How will they come out today? Like other live, fermented products which depend on the slow development of natural bacteria (think of fermenting wine or aging cheese) the end result is dramatically affected by heat and humidity—water temperature, air temperature, the temperature and moisture in the air during the retarding and proofing processes, the temperature and volume of steam in the ovens.
Our team of bakers daily accepts this challenge demonstrating excellence and consistency, using their intelligence and intuition as well as skills developed over years to produce outstanding breads—truly demonstrating the craftsmanship deserving the title Artisan Bakers.
Baguette—a consistent Award winner. This bread helped launch the bakery 35 years ago and is still the most popular baguette in town.
Eugene Sourdough—aged a total of 48 hours, this chewy bread has a flavor unique to our bakery. Develops a stronger flavor as it ages.
Whole Wheat Sourdough—again, aged 48 hours. A slightly softer crumb with a mild sour flavor which underscores the organic whole wheat flour.
“Birdseed Multi-grain”—a whimsical name to describe a hearty combination of seeds and grains. The classic French seed combination of sesame, sunflower and flax combined with rolled oats, whole wheat, rye and white wheat flour and a bit of honey. A favorite sandwich bread.
Pane Como—the classic Northern Italian white bread with a well developed airy crumb, just enough texture and a chewy crust. Makes great french toast and grilled cheese sandwiches.
Italian Ciabatta—Our version has a crisp crust and a very holey, springy interior, the perfect platform to soak up extra virgin olive oil and aged balsamic vinegar or top with salami and aged Gorgonzola.

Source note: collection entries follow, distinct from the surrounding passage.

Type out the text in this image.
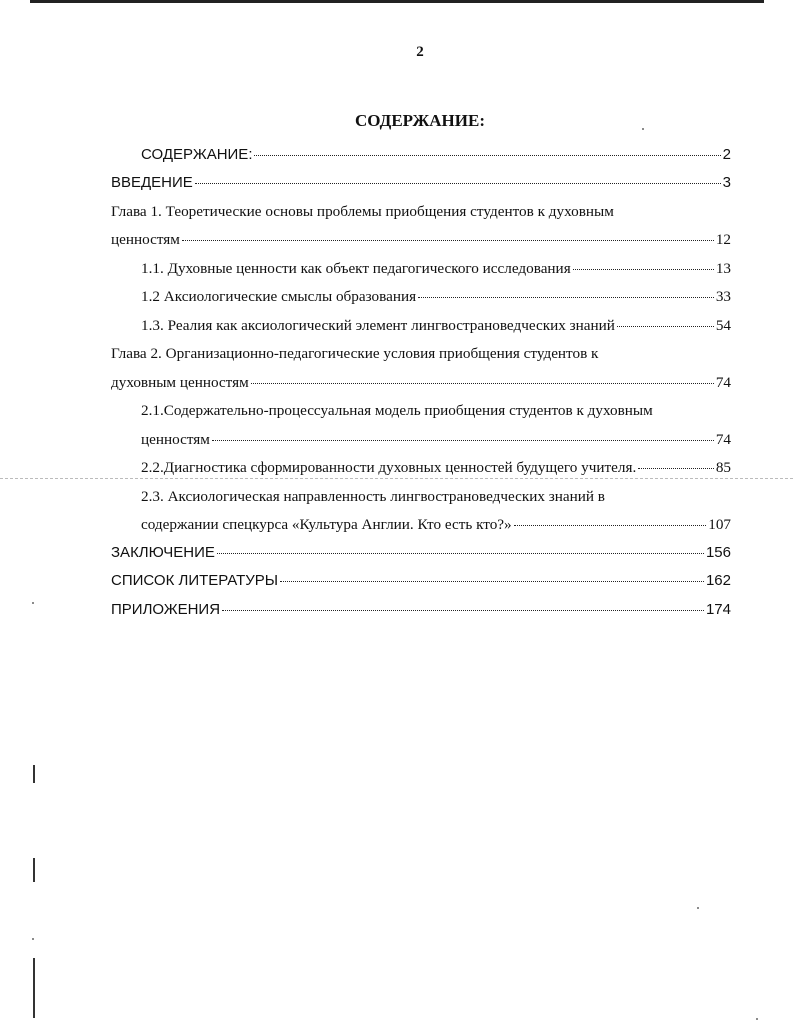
2
СОДЕРЖАНИЕ:
СОДЕРЖАНИЕ:	2
ВВЕДЕНИЕ	3
Глава 1. Теоретические основы проблемы приобщения студентов к духовным
ценностям	12
1.1. Духовные ценности как объект педагогического исследования	13
1.2 Аксиологические смыслы образования	33
1.3. Реалия как аксиологический элемент лингвострановедческих знаний	54
Глава 2. Организационно-педагогические условия приобщения студентов к
духовным ценностям	74
2.1.Содержательно-процессуальная модель приобщения студентов к духовным
ценностям	74
2.2.Диагностика сформированности духовных ценностей будущего учителя.	85
2.3. Аксиологическая направленность лингвострановедческих знаний в
содержании спецкурса «Культура Англии. Кто есть кто?»	107
ЗАКЛЮЧЕНИЕ	156
СПИСОК ЛИТЕРАТУРЫ	162
ПРИЛОЖЕНИЯ	174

Whole Wheat Walnut—roasted walnuts flavor this mildly fermented bread. Outstanding with soft cheese (especially triple cream Bries) or toasted with lots of butter.

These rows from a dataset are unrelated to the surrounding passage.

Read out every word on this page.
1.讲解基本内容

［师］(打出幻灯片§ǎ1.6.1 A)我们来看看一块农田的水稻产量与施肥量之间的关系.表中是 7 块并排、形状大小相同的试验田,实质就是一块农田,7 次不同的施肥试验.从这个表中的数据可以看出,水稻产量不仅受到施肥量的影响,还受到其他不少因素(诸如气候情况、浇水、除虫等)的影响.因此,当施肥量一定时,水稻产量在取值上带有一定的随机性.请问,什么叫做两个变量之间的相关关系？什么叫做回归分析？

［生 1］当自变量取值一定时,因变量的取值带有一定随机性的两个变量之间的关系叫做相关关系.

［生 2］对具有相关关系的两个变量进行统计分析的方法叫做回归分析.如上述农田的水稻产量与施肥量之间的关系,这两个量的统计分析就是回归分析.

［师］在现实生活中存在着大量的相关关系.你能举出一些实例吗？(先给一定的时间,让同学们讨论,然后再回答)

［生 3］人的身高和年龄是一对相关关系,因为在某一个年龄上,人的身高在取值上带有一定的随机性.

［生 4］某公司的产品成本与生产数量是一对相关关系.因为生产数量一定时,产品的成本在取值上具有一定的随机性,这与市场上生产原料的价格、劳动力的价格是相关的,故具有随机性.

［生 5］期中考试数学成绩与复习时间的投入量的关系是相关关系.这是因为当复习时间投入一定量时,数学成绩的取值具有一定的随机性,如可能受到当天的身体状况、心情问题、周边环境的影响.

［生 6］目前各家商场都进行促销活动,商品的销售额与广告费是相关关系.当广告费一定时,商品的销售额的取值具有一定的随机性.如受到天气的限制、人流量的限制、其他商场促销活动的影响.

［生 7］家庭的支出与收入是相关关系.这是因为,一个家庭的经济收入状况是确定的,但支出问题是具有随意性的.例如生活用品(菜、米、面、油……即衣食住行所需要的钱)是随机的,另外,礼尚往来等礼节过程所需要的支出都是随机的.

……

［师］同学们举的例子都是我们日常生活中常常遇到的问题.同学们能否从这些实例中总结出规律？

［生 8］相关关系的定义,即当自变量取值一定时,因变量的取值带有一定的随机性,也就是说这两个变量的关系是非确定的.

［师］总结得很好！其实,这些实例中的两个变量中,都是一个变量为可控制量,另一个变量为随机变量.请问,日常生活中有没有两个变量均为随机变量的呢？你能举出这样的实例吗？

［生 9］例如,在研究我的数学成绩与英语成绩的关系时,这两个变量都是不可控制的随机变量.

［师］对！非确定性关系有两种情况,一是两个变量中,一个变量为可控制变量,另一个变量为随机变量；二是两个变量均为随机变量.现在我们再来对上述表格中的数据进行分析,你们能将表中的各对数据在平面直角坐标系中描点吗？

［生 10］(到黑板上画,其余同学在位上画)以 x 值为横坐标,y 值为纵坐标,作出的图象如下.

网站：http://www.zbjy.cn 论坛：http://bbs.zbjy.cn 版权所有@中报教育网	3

Sourdough Olive—a sourdough flavored with ripe Kalamata olives.
German Country Rye—a combination of coarse and dark rye flours, sweetened with a touch of molasses and packed with roasted sunflower seeds.
Greek Olive Ciabatta—our daily Ciabatta with ripe Kalamata olives folded in. Salty and chewy.
Rolls and Buns
French Hard Rolls—the same dough as our baguettes—Chewy crust and soft insides
Ciabatta Buns—the perfect sandwich roll or use it in place of a burger bun—magnifico!
“Birdseed” Multi-grain Buns—bakes up with a slightly denser crumb than its parent bread due to the shaping. Excellent with cheese or just plain butter.
Our freshly baked loaves are delivered daily to these fine food markets including:
Newman’s Fish Market
Long’s Meat Market
Friendly St. Market
The Red Barn Market
New Frontier Market
and all of the Eugene area Markets of Choice
Here at the bakery, half-loaves are available,
as well as truly day-old breads at special prices.